In this hill town, comfort begins with breakfast in Kodaikanal.
For our guests, breakfast arrives on tray. Each one is a small composition; there is always fruit from the Sunday market, bread from the bakery, tea brewed for each guest. From there, they change with the day. It is a seasonal breakfast shaped by the market and the garden.
The fruit is chosen each weekend; we buy them from farmers from villages around Kodaikanal and the plains who sell their produce every weekend in town: there are mangoes in April, red plums in May, papayas and guavas when they are at their peak.
Pomegranates, whose seeds glitter like rubies, appear all year round. Avocados make an occasional appearance.
From our own compound come tree tomatoes and blackberries, strawberries, peaches and plums too, served only when they are swollen and ripe.
The flowers change alongside. A small vase is always tucked beside the food, chosen to match both season and mood: red poinsettias in December, yellow cosmos and, clover in spring and also when a guests asks for eggs for breakfast.
Around these, the rest of the tray adjusts to preference. Some mornings it’s an egg fried just as the guest likes; on South Indian breakfast mornings, idlis with sambhar or chutneys — pudhina, coconut, and our own kaaram of chilli and garlic, fierce enough to halt conversation mid‑sentence.
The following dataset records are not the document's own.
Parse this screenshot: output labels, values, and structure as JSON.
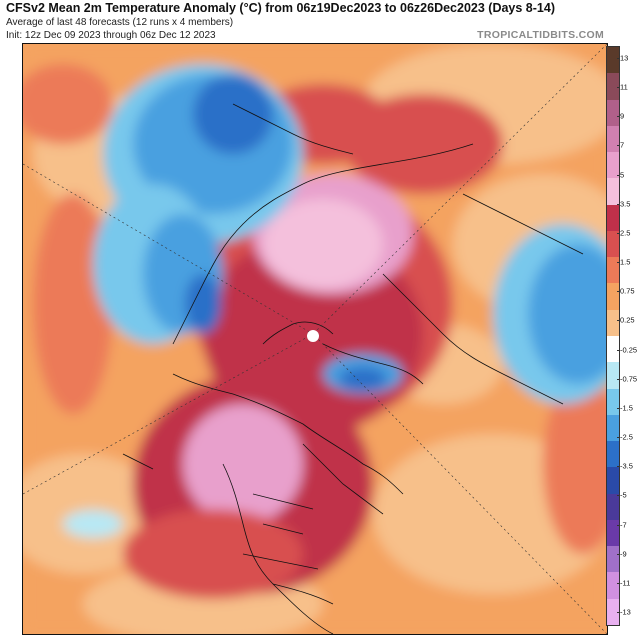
{
  "header": {
    "title": "CFSv2 Mean 2m Temperature Anomaly (°C) from 06z19Dec2023 to 06z26Dec2023 (Days 8-14)",
    "subtitle": "Average of last 48 forecasts (12 runs x 4 members)",
    "init": "Init: 12z Dec 09 2023 through 06z Dec 12 2023",
    "credit": "TROPICALTIDBITS.COM"
  },
  "map": {
    "projection": "polar-stereographic",
    "center": "north-pole",
    "pole_marker_color": "#ffffff"
  },
  "colorbar": {
    "ticks": [
      "13",
      "11",
      "9",
      "7",
      "5",
      "3.5",
      "2.5",
      "1.5",
      "0.75",
      "0.25",
      "-0.25",
      "-0.75",
      "-1.5",
      "-2.5",
      "-3.5",
      "-5",
      "-7",
      "-9",
      "-11",
      "-13"
    ],
    "colors": [
      "#5a3a2a",
      "#8a4a5a",
      "#b0608a",
      "#d080b0",
      "#e8a0cc",
      "#f4c0dc",
      "#c0304a",
      "#d85050",
      "#ec7a58",
      "#f4a361",
      "#f7c08a",
      "#ffffff",
      "#b8e8f4",
      "#78c8ec",
      "#4aa0e0",
      "#2c70c8",
      "#2a4aa8",
      "#4a3a9a",
      "#6a3aa8",
      "#a070c8",
      "#d090e0",
      "#e8b0f0"
    ]
  }
}
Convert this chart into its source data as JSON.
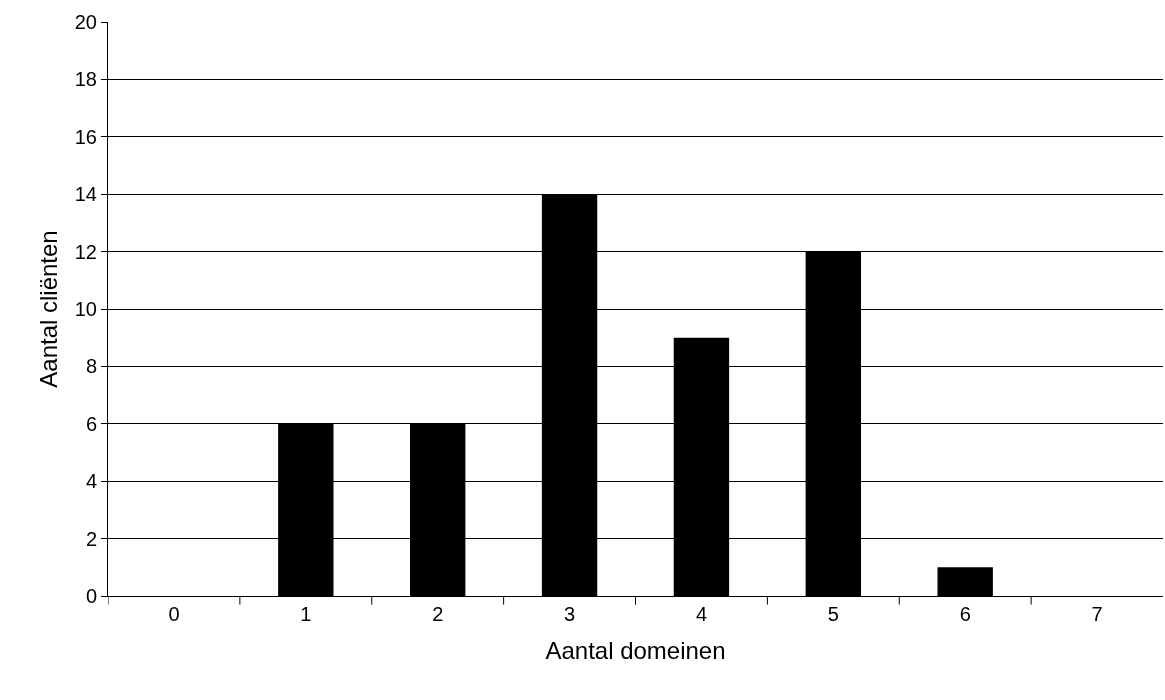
{
  "chart_data": {
    "type": "bar",
    "xlabel": "Aantal domeinen",
    "ylabel": "Aantal cliënten",
    "categories": [
      "0",
      "1",
      "2",
      "3",
      "4",
      "5",
      "6",
      "7"
    ],
    "values": [
      0,
      6,
      6,
      14,
      9,
      12,
      1,
      0
    ],
    "color": "#000000",
    "ylim": [
      0,
      20
    ],
    "yticks": [
      0,
      2,
      4,
      6,
      8,
      10,
      12,
      14,
      16,
      18,
      20
    ],
    "grid": "y"
  }
}
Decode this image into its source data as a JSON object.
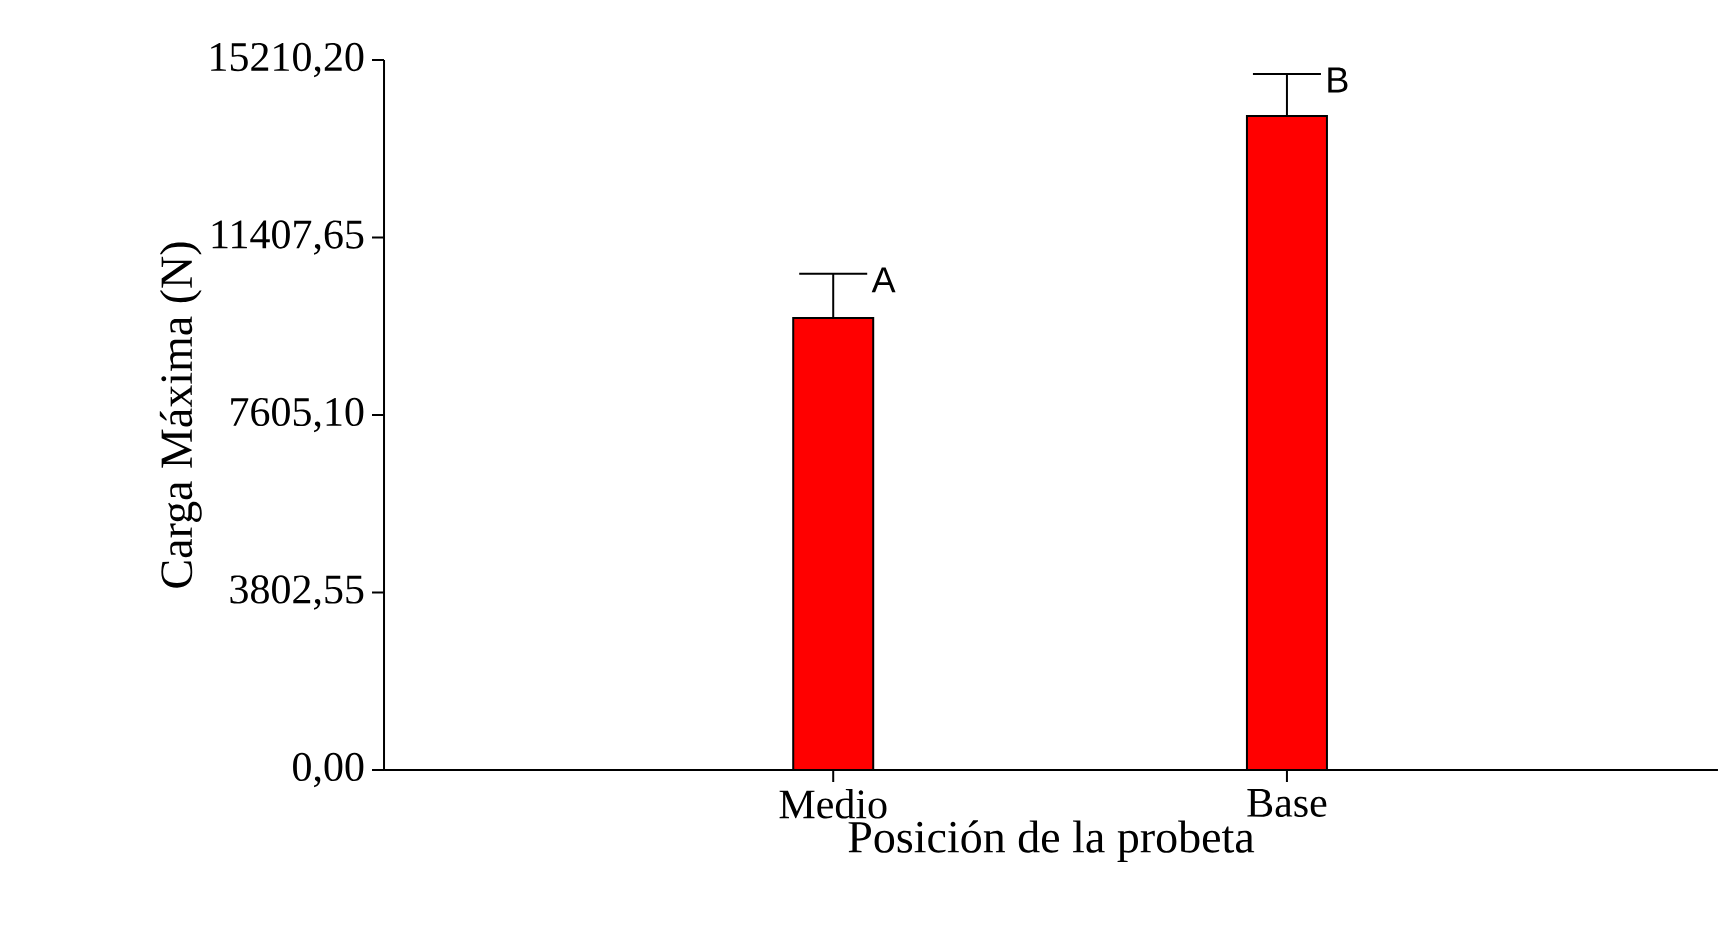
{
  "chart_data": {
    "type": "bar",
    "xlabel": "Posición de la probeta",
    "ylabel": "Carga Máxima (N)",
    "categories": [
      "Medio",
      "Base"
    ],
    "values": [
      9680,
      14010
    ],
    "errors": [
      [
        9680,
        10630
      ],
      [
        14010,
        14910
      ]
    ],
    "color": "#ff0000",
    "ylim": [
      0,
      15210.2
    ],
    "yticks": [
      {
        "value": 0,
        "label": "0,00"
      },
      {
        "value": 3802.55,
        "label": "3802,55"
      },
      {
        "value": 7605.1,
        "label": "7605,10"
      },
      {
        "value": 11407.65,
        "label": "11407,65"
      },
      {
        "value": 15210.2,
        "label": "15210,20"
      }
    ],
    "annotations": [
      {
        "text": "A",
        "x": "Medio",
        "y": 10630
      },
      {
        "text": "B",
        "x": "Base",
        "y": 14910
      }
    ]
  }
}
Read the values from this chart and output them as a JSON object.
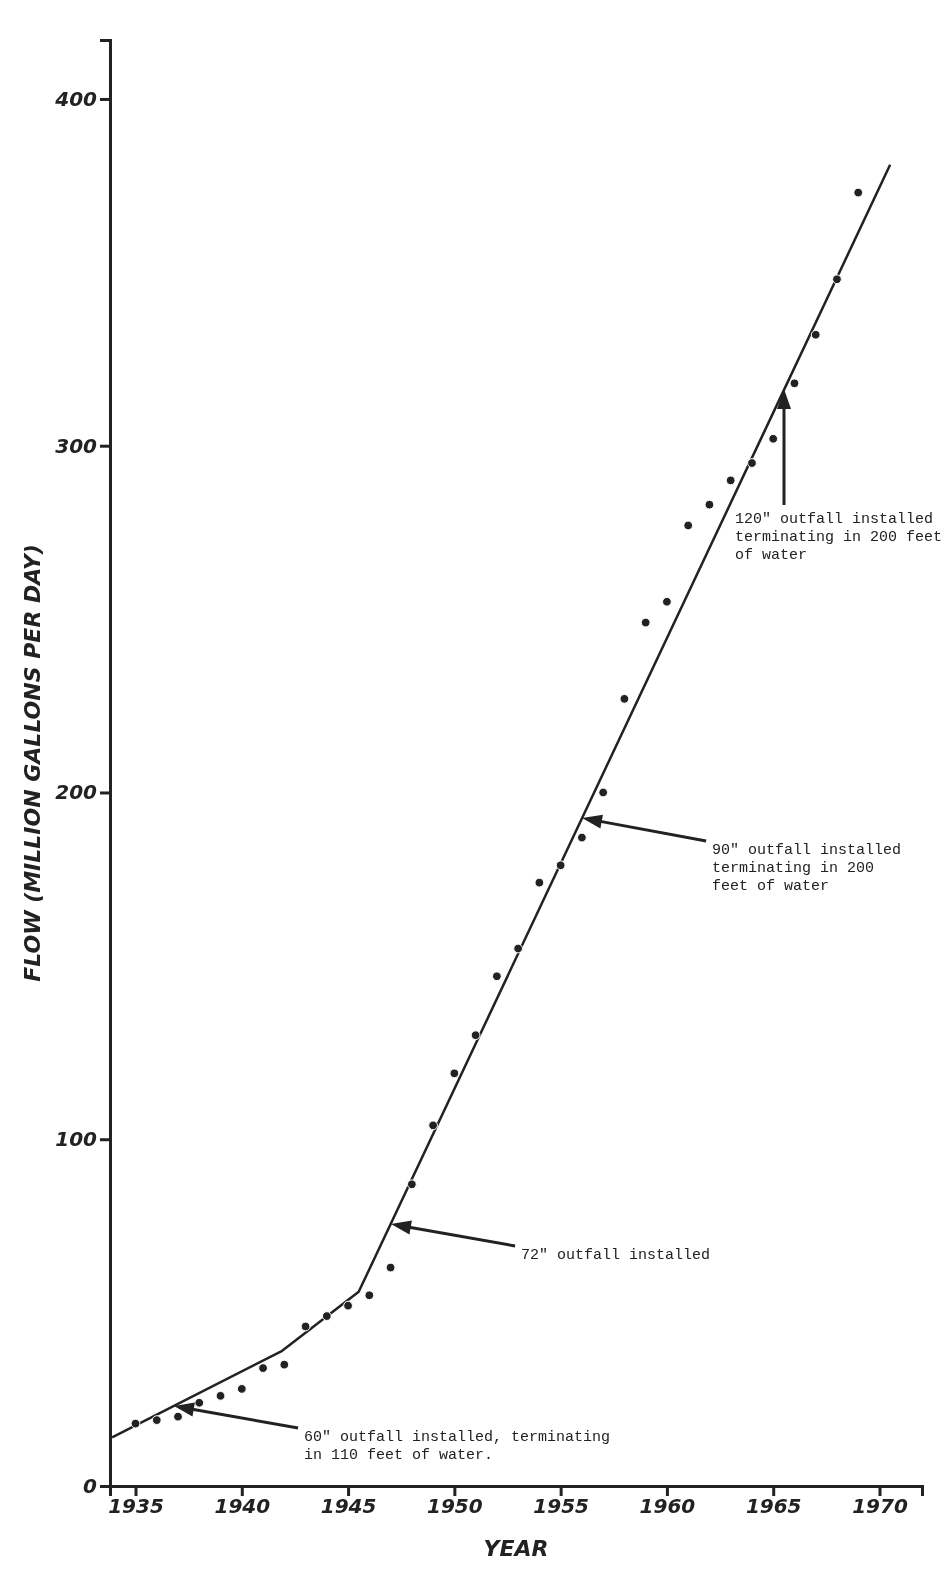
{
  "chart_data": {
    "type": "scatter",
    "xlabel": "YEAR",
    "ylabel": "FLOW (MILLION GALLONS PER DAY)",
    "xlim": [
      1933.8,
      1972
    ],
    "xticks": [
      1935,
      1940,
      1945,
      1950,
      1955,
      1960,
      1965,
      1970
    ],
    "ylim": [
      0,
      417
    ],
    "yticks": [
      0,
      100,
      200,
      300,
      400
    ],
    "grid": false,
    "line_style": "solid",
    "series": [
      {
        "marker": "circle",
        "color": "#222222",
        "x": [
          1935,
          1936,
          1937,
          1938,
          1939,
          1940,
          1941,
          1942,
          1943,
          1944,
          1945,
          1946,
          1947,
          1948,
          1949,
          1950,
          1951,
          1952,
          1953,
          1954,
          1955,
          1956,
          1957,
          1958,
          1959,
          1960,
          1961,
          1962,
          1963,
          1964,
          1965,
          1966,
          1967,
          1968,
          1969
        ],
        "values": [
          18,
          19,
          20,
          24,
          26,
          28,
          34,
          35,
          46,
          49,
          52,
          55,
          63,
          87,
          104,
          119,
          130,
          147,
          155,
          174,
          179,
          187,
          200,
          227,
          249,
          255,
          277,
          283,
          290,
          295,
          302,
          318,
          332,
          348,
          373
        ]
      },
      {
        "type": "line",
        "marker": "none",
        "color": "#222222",
        "x": [
          1933.9,
          1941.9,
          1945.5,
          1970.5
        ],
        "values": [
          14,
          39,
          56,
          381
        ]
      }
    ],
    "annotations": [
      "60\" outfall installed, terminating\nin 110 feet of water.",
      "72\" outfall installed",
      "90\" outfall installed\nterminating in 200\nfeet of water",
      "120\" outfall installed\nterminating in 200 feet\nof water"
    ]
  }
}
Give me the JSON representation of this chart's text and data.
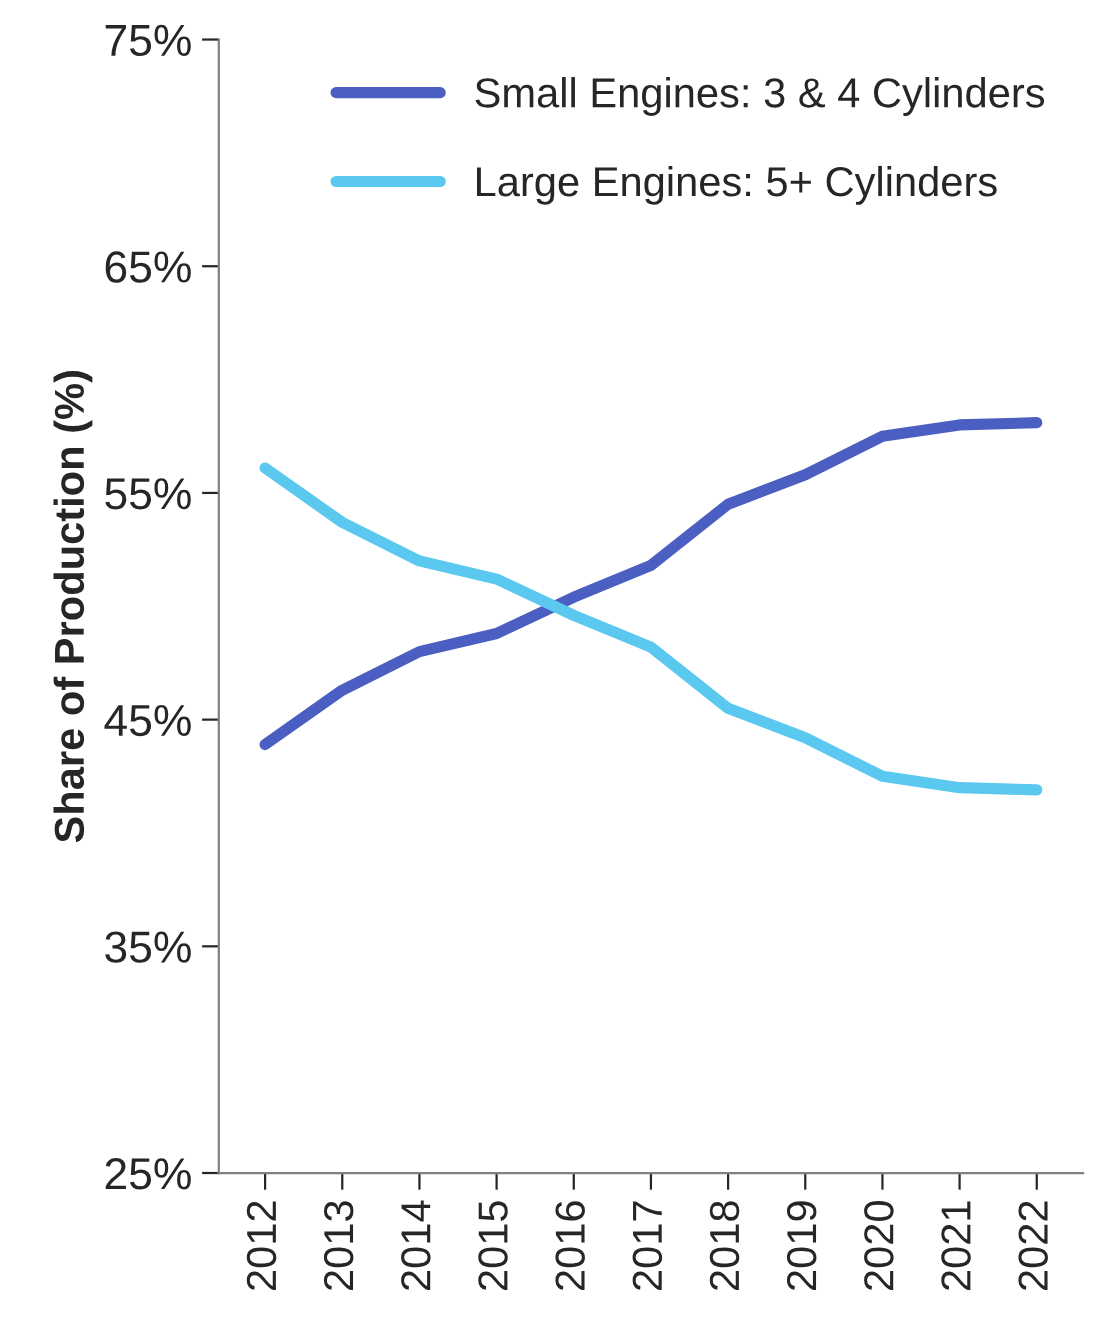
{
  "chart_data": {
    "type": "line",
    "ylabel": "Share of Production (%)",
    "categories": [
      "2012",
      "2013",
      "2014",
      "2015",
      "2016",
      "2017",
      "2018",
      "2019",
      "2020",
      "2021",
      "2022"
    ],
    "series": [
      {
        "name": "Small Engines: 3 & 4 Cylinders",
        "color": "#4a5fc1",
        "values": [
          43.9,
          46.3,
          48.0,
          48.8,
          50.4,
          51.8,
          54.5,
          55.8,
          57.5,
          58.0,
          58.1
        ]
      },
      {
        "name": "Large Engines: 5+ Cylinders",
        "color": "#5bc8f0",
        "values": [
          56.1,
          53.7,
          52.0,
          51.2,
          49.6,
          48.2,
          45.5,
          44.2,
          42.5,
          42.0,
          41.9
        ]
      }
    ],
    "ylim": [
      25,
      75
    ],
    "yticks": [
      {
        "value": 25,
        "label": "25%"
      },
      {
        "value": 35,
        "label": "35%"
      },
      {
        "value": 45,
        "label": "45%"
      },
      {
        "value": 55,
        "label": "55%"
      },
      {
        "value": 65,
        "label": "65%"
      },
      {
        "value": 75,
        "label": "75%"
      }
    ],
    "grid": false,
    "legend": "top right",
    "marker": "none",
    "line_style": "solid"
  }
}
Sometimes a curry appears, chicken or fish depending on what is at hand. No two trays are ever the same, and that is the point: breakfast here is shaped by the market, the garden, and the guests.
Breakfast trays for the guests; no two are the same
Each tray is a reminder that mornings here are shaped with thought and surprise, so you wake not to routine but to comfort that feels personal. What guests find is that this care, fruit chosen from the market, flowers cut from the garden, a curry or chutney made to taste is not just decoration but a way of being looked after. It is hospitality that feels like the stories you once read, where home was a place of warmth and attention, and where every morning began with something just for you.